Going hands-on with two-player, local co-op, my partner and I were thrown into a fabulously over-the-top coliseum, and first impressions are good. There’s a sheer sense of scale to the place, and looking up into the cheap seats -which seemed to be a mile away – I could make out individual bits of confetti, raining down from the crowd and bathed in glaring, harsh yet natural-looking lighting. You feel that Crytek will have taken its cues from Ridley Scott, and the graphical recreation of Rome’s killing fields is nearly as impressive here as it was there.

Character models, too, are impressive, taking up a huge chunk of the screen and generally conveying the fact that you are an enormous killing machine. There’s a sense of weight and place to models and environments that would have been very difficult to achieve before, and as a graphical showcase for Xbox One, it’s doing it’s job well.

A shame, then, that the combat is rather dull. Playing as Mars, the Roman God of War (one of four gods I could choose from), I could deliver either light or heavy attacks by stabbing at or holding down the X button, as well as use my shield in much the same way with Y. A rudimentary block button provides defence, all very much like the single-player.
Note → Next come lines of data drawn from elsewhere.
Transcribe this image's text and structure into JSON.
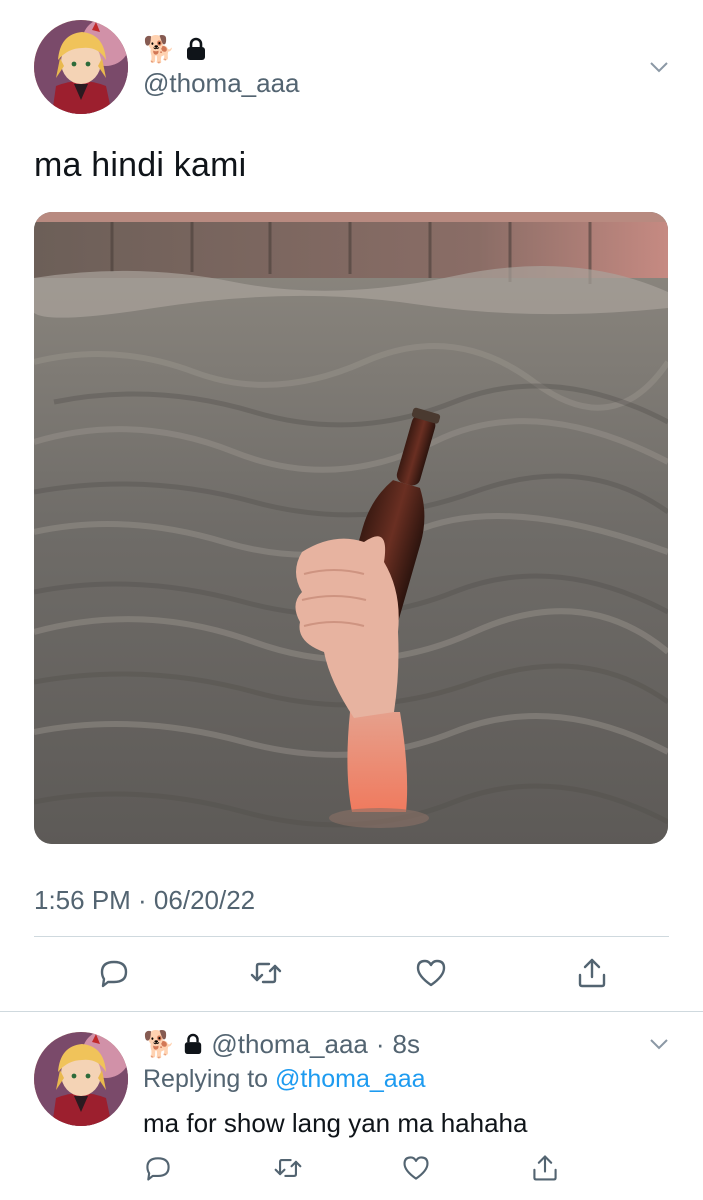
{
  "tweet": {
    "name_emoji": "🐕",
    "handle": "@thoma_aaa",
    "text": "ma hindi kami",
    "timestamp": "1:56 PM · 06/20/22",
    "actions": [
      "reply-icon",
      "retweet-icon",
      "like-icon",
      "share-icon"
    ]
  },
  "reply": {
    "name_emoji": "🐕",
    "handle": "@thoma_aaa",
    "separator": "·",
    "time": "8s",
    "replying_prefix": "Replying to",
    "replying_to": "@thoma_aaa",
    "text": "ma for show lang yan ma hahaha",
    "actions": [
      "reply-icon",
      "retweet-icon",
      "like-icon",
      "share-icon"
    ]
  },
  "colors": {
    "text_primary": "#0f1419",
    "text_secondary": "#536471",
    "link": "#1d9bf0",
    "divider": "#cfd9de"
  }
}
But there’s just no rhythm to the game – not with this character, at least. There’s the thrill of blunt force trauma, of course, but that fades into repetitive comboing that never goes beyond first gear. Enemies, too, provided little resistance or guile. The mode on show threw waves of harder foes at you – think Horde – as well as objectives, like, erm, turret sections or burning tents To add yet more into the mix, there’s also an incredible shape-shifting arena: at one point the whole floor descends about a hundred feet – it’s very impressive.

With all that, though, it’s still out of the Streets of Rage/Final Fight playbook. It didn’t feel like there was any escalation, in either my moves or the enemy forces. And there was very little teamwork: beyond the odd double kill, I may well have been playing on my own.

Granted, you could argue that this is mine, his, or both our faults, but then, I never felt I needed to use him.

The nearest the game comes to flow, in this demo at least, is during the QTEs. Batter your foes enough and you can hit B to kill them deader than anyone has ever been. But, as one of the reps at the stand even said, it’s more about remembering when to hit one button. Grimly satisfying as they may be, it’s not very involved.

So, again, Crytek has shown us it’s good at making something pretty. But there’s the overwhelming sense that this will be remembered as a quintessential second-tier launch game: the one you play because it looks nice and you want to show off your new powerhouse, rather than because it’s really that good.